Curr Med Chem. 2019;26(26):4918-4943. doi: 10.2174/0929867326666190507082559.
The smallest unit of life is a cell, which contains numerous protein molecules. Most of the functions critical to the cell's survival are performed by these proteins located in its different organelles, usually called ''subcellular locations". Information of subcellular localization for a protein can provide useful clues about its function. To reveal the intricate pathways at the cellular level, knowledge of the subcellular localization of proteins in a cell is prerequisite. Therefore, one of the fundamental goals in molecular cell biology and proteomics is to determine the subcellular locations of proteins in an entire cell. It is also indispensable for prioritizing and selecting the right targets for drug development. Unfortunately, it is both timeconsuming and costly to determine the subcellular locations of proteins purely based on experiments. With the avalanche of protein sequences generated in the post-genomic age, it is highly desired to develop computational methods for rapidly and effectively identifying the subcellular locations of uncharacterized proteins based on their sequences information alone. Actually, considerable progresses have been achieved in this regard. This review is focused on those methods, which have the capacity to deal with multi-label proteins that may simultaneously exist in two or more subcellular location sites. Protein molecules with this kind of characteristic are vitally important for finding multi-target drugs, a current hot trend in drug development. Focused in this review are also those methods that have use-friendly web-servers established so that the majority of experimental scientists can use them to get the desired results without the need to go through the detailed mathematics involved.
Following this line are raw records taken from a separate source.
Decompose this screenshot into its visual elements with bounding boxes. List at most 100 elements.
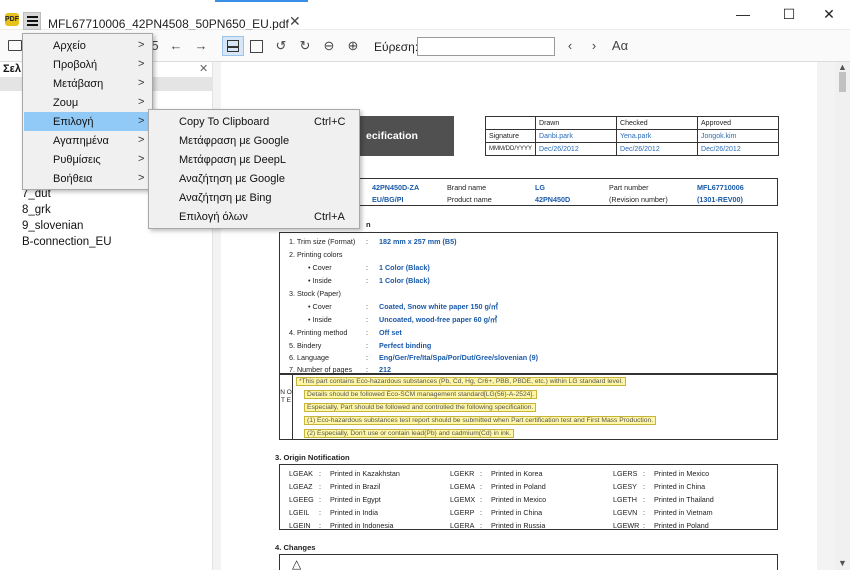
sidebar-item[interactable]: 8_grk (22, 204, 51, 216)
menu-item-label: Ρυθμίσεις (53, 154, 101, 166)
menu-item-zoom[interactable]: Ζουμ > (24, 93, 152, 112)
menu-item-help[interactable]: Βοήθεια > (24, 169, 152, 188)
selection-submenu: Copy To Clipboard Ctrl+C Μετάφραση με Goo… (148, 109, 360, 229)
spec-value: 182 mm x 257 mm (B5) (379, 237, 457, 246)
origin-place: Printed in Thailand (654, 495, 714, 504)
translate-deepl-item[interactable]: Μετάφραση με DeepL (150, 150, 358, 169)
open-folder-icon[interactable] (8, 40, 22, 51)
menu-item-settings[interactable]: Ρυθμίσεις > (24, 150, 152, 169)
origin-place: Printed in Poland (654, 521, 709, 530)
zoom-out-icon[interactable]: ⊖ (321, 38, 337, 54)
search-input[interactable] (417, 37, 555, 56)
scroll-up-icon[interactable]: ▲ (838, 62, 847, 72)
tab-close-icon[interactable]: ✕ (289, 13, 301, 30)
origin-place: Printed in Egypt (330, 495, 381, 504)
spec-colon: : (366, 353, 368, 362)
menu-item-label: Μετάβαση (53, 78, 104, 90)
find-next-icon[interactable]: › (586, 38, 602, 54)
shortcut-label: Ctrl+C (314, 116, 346, 128)
find-previous-icon[interactable]: ‹ (562, 38, 578, 54)
note-line: (1) Eco-hazardous substances test report… (304, 416, 657, 425)
origin-place: Printed in Mexico (491, 495, 547, 504)
window-close-icon[interactable]: ✕ (819, 6, 839, 23)
product-label: Product name (447, 195, 492, 204)
chevron-right-icon: > (138, 134, 145, 146)
sig-header: Drawn (535, 116, 618, 130)
search-bing-item[interactable]: Αναζήτηση με Bing (150, 188, 358, 207)
part-value: MFL67710006 (697, 183, 744, 192)
tab-accent (215, 0, 308, 2)
search-label: Εύρεση: (374, 40, 419, 54)
spec-colon: : (366, 276, 368, 285)
revision-value: (1301-REV00) (697, 195, 743, 204)
origin-code: LGEWR (613, 521, 640, 530)
origin-code: LGERS (613, 469, 638, 478)
origin-place: Printed in China (491, 508, 543, 517)
menu-item-selection[interactable]: Επιλογή > (24, 112, 152, 131)
sig-cell: Dec/26/2012 (535, 142, 618, 156)
spec-colon: : (366, 341, 368, 350)
submenu-label: Αναζήτηση με Google (179, 173, 285, 185)
spec-label: 7. Number of pages (289, 365, 353, 374)
spec-colon: : (366, 237, 368, 246)
origin-colon: : (319, 508, 321, 517)
search-google-item[interactable]: Αναζήτηση με Google (150, 169, 358, 188)
spec-value: 1 Color (Black) (379, 276, 430, 285)
translate-google-item[interactable]: Μετάφραση με Google (150, 131, 358, 150)
menu-item-go[interactable]: Μετάβαση > (24, 74, 152, 93)
sig-cell: Yena.park (616, 129, 699, 143)
spec-colon: : (366, 328, 368, 337)
sig-cell: Dec/26/2012 (697, 142, 780, 156)
origin-colon: : (319, 521, 321, 530)
spec-colon: : (366, 315, 368, 324)
hamburger-menu-icon[interactable] (23, 12, 41, 30)
menu-item-favorites[interactable]: Αγαπημένα > (24, 131, 152, 150)
spec-label: • Cover (308, 263, 332, 272)
back-arrow-icon[interactable]: ← (168, 38, 184, 54)
origin-code: LGEVN (613, 508, 638, 517)
spec-section-fragment: n (366, 220, 371, 229)
menu-item-view[interactable]: Προβολή > (24, 55, 152, 74)
document-tab-title[interactable]: MFL67710006_42PN4508_50PN650_EU.pdf (48, 17, 289, 31)
model-info-box: 42PN450D-ZA EU/BG/PI Brand name LG Produ… (354, 178, 778, 206)
single-page-icon[interactable] (250, 40, 263, 53)
menu-item-label: Αγαπημένα (53, 135, 109, 147)
rotate-right-icon[interactable]: ↻ (297, 38, 313, 54)
rotate-left-icon[interactable]: ↺ (273, 38, 289, 54)
origin-colon: : (643, 469, 645, 478)
main-menu: Αρχείο > Προβολή > Μετάβαση > Ζουμ > Επιλογή… (22, 33, 153, 190)
sidebar-close-icon[interactable]: ✕ (199, 62, 208, 75)
submenu-label: Μετάφραση με Google (179, 135, 290, 147)
submenu-label: Αναζήτηση με Bing (179, 192, 272, 204)
note-line: Details should be followed Eco-SCM manag… (304, 390, 538, 399)
chevron-right-icon: > (138, 115, 145, 127)
sig-header: Approved (697, 116, 780, 130)
scroll-thumb[interactable] (839, 72, 846, 92)
maximize-icon[interactable]: ☐ (779, 6, 799, 23)
sig-cell: Dec/26/2012 (616, 142, 699, 156)
sig-row-label: MMM/DD/YYYY (484, 142, 537, 156)
sidebar-item[interactable]: 9_slovenian (22, 220, 83, 232)
select-all-item[interactable]: Επιλογή όλων Ctrl+A (150, 207, 358, 226)
scroll-down-icon[interactable]: ▼ (838, 558, 847, 568)
spec-label: • Cover (308, 302, 332, 311)
continuous-view-icon[interactable] (222, 36, 244, 56)
menu-item-file[interactable]: Αρχείο > (24, 36, 152, 55)
sidebar-item[interactable]: B-connection_EU (22, 236, 112, 248)
minimize-icon[interactable]: — (733, 6, 753, 22)
model-value: 42PN450D-ZA (372, 183, 420, 192)
match-case-icon[interactable]: Aα (609, 38, 631, 54)
note-line: Especially, Part should be followed and … (304, 403, 537, 412)
copy-to-clipboard-item[interactable]: Copy To Clipboard Ctrl+C (150, 112, 358, 131)
zoom-in-icon[interactable]: ⊕ (345, 38, 361, 54)
product-value: 42PN450D (535, 195, 571, 204)
origin-colon: : (480, 495, 482, 504)
origin-code: LGEAZ (289, 482, 313, 491)
forward-arrow-icon[interactable]: → (193, 38, 209, 54)
spec-value: Off set (379, 328, 402, 337)
sig-row-label: Signature (484, 129, 537, 143)
revision-label: (Revision number) (609, 195, 668, 204)
vertical-scrollbar[interactable]: ▲ ▼ (835, 62, 850, 570)
origin-code: LGEAK (289, 469, 313, 478)
spec-colon: : (366, 263, 368, 272)
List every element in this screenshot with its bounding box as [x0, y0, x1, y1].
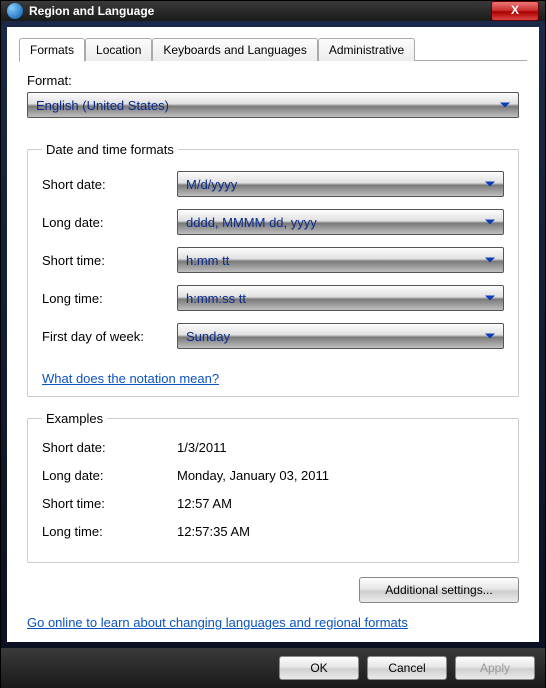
close-button[interactable]: X [491, 1, 539, 21]
window-title: Region and Language [29, 4, 154, 18]
chevron-down-icon [485, 258, 495, 263]
examples-group: Examples Short date: 1/3/2011 Long date:… [27, 411, 519, 563]
tab-administrative[interactable]: Administrative [318, 38, 415, 61]
tabpage-formats: Format: English (United States) Date and… [19, 61, 527, 634]
first-day-value: Sunday [186, 329, 230, 344]
long-time-dropdown[interactable]: h:mm:ss tt [177, 285, 504, 311]
first-day-dropdown[interactable]: Sunday [177, 323, 504, 349]
titlebar: Region and Language X [1, 1, 545, 21]
ok-button[interactable]: OK [279, 656, 359, 680]
chevron-down-icon [500, 103, 510, 108]
date-time-formats-group: Date and time formats Short date: M/d/yy… [27, 142, 519, 397]
ex-long-time-value: 12:57:35 AM [177, 524, 250, 539]
short-time-value: h:mm tt [186, 253, 229, 268]
additional-settings-button[interactable]: Additional settings... [359, 577, 519, 603]
short-time-label: Short time: [42, 253, 177, 268]
date-time-legend: Date and time formats [42, 142, 178, 157]
long-date-label: Long date: [42, 215, 177, 230]
region-language-window: Region and Language X Formats Location K… [0, 0, 546, 677]
ex-long-date-value: Monday, January 03, 2011 [177, 468, 329, 483]
short-time-dropdown[interactable]: h:mm tt [177, 247, 504, 273]
chevron-down-icon [485, 220, 495, 225]
notation-link[interactable]: What does the notation mean? [42, 371, 219, 386]
ex-short-date-value: 1/3/2011 [177, 440, 227, 455]
long-date-dropdown[interactable]: dddd, MMMM dd, yyyy [177, 209, 504, 235]
online-help-link[interactable]: Go online to learn about changing langua… [27, 615, 519, 630]
long-date-value: dddd, MMMM dd, yyyy [186, 215, 317, 230]
format-label: Format: [27, 73, 519, 88]
ex-short-time-value: 12:57 AM [177, 496, 232, 511]
client-area: Formats Location Keyboards and Languages… [7, 27, 539, 642]
tab-formats[interactable]: Formats [19, 38, 85, 62]
short-date-value: M/d/yyyy [186, 177, 237, 192]
chevron-down-icon [485, 182, 495, 187]
dialog-footer: OK Cancel Apply [1, 648, 545, 688]
chevron-down-icon [485, 296, 495, 301]
long-time-label: Long time: [42, 291, 177, 306]
examples-legend: Examples [42, 411, 107, 426]
first-day-label: First day of week: [42, 329, 177, 344]
ex-short-date-label: Short date: [42, 440, 177, 455]
tab-location[interactable]: Location [85, 38, 152, 61]
short-date-dropdown[interactable]: M/d/yyyy [177, 171, 504, 197]
close-icon: X [511, 3, 519, 17]
short-date-label: Short date: [42, 177, 177, 192]
ex-long-time-label: Long time: [42, 524, 177, 539]
tabstrip: Formats Location Keyboards and Languages… [19, 37, 527, 61]
ex-short-time-label: Short time: [42, 496, 177, 511]
long-time-value: h:mm:ss tt [186, 291, 246, 306]
format-value: English (United States) [36, 98, 169, 113]
chevron-down-icon [485, 334, 495, 339]
globe-icon [7, 3, 23, 19]
apply-button[interactable]: Apply [455, 656, 535, 680]
tab-keyboards-languages[interactable]: Keyboards and Languages [152, 38, 317, 61]
format-dropdown[interactable]: English (United States) [27, 92, 519, 118]
cancel-button[interactable]: Cancel [367, 656, 447, 680]
ex-long-date-label: Long date: [42, 468, 177, 483]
生命的最小单位是细胞,细胞包含众多蛋白质分子。对细胞存活至关重要的大多数功能是由位于其不同细胞器(通常称为“亚细胞定位”)中的这些蛋白质执行的。蛋白质的亚细胞定位信息可以为其功能提供有用线索。为了揭示细胞水平上错综复杂的途径,了解细胞中蛋白质的亚细胞定位是先决条件。因此,分子细胞生物学和蛋白质组学的基本目标之一是确定整个细胞中蛋白质的亚细胞定位。这对于确定药物开发的优先目标和选择正确的靶点也不可或缺。不幸的是,单纯基于实验来确定蛋白质的亚细胞定位既耗时又昂贵。随着后基因组时代产生的蛋白质序列雪崩式增长,迫切需要开发仅基于序列信息快速有效地识别未表征蛋白质亚细胞定位的计算方法。实际上,在这方面已经取得了相当大的进展。本综述聚焦于那些能够处理可能同时存在于两个或更多亚细胞定位位点的多标签蛋白质的方法。具有这种特性的蛋白质分子对于寻找多靶点药物至关重要,多靶点药物是当前药物开发的热门趋势。本综述还聚焦于那些已建立用户友好型网络服务器的方法,以便大多数实验科学家无需深入研究详细的数学知识就能使用它们获得所需结果。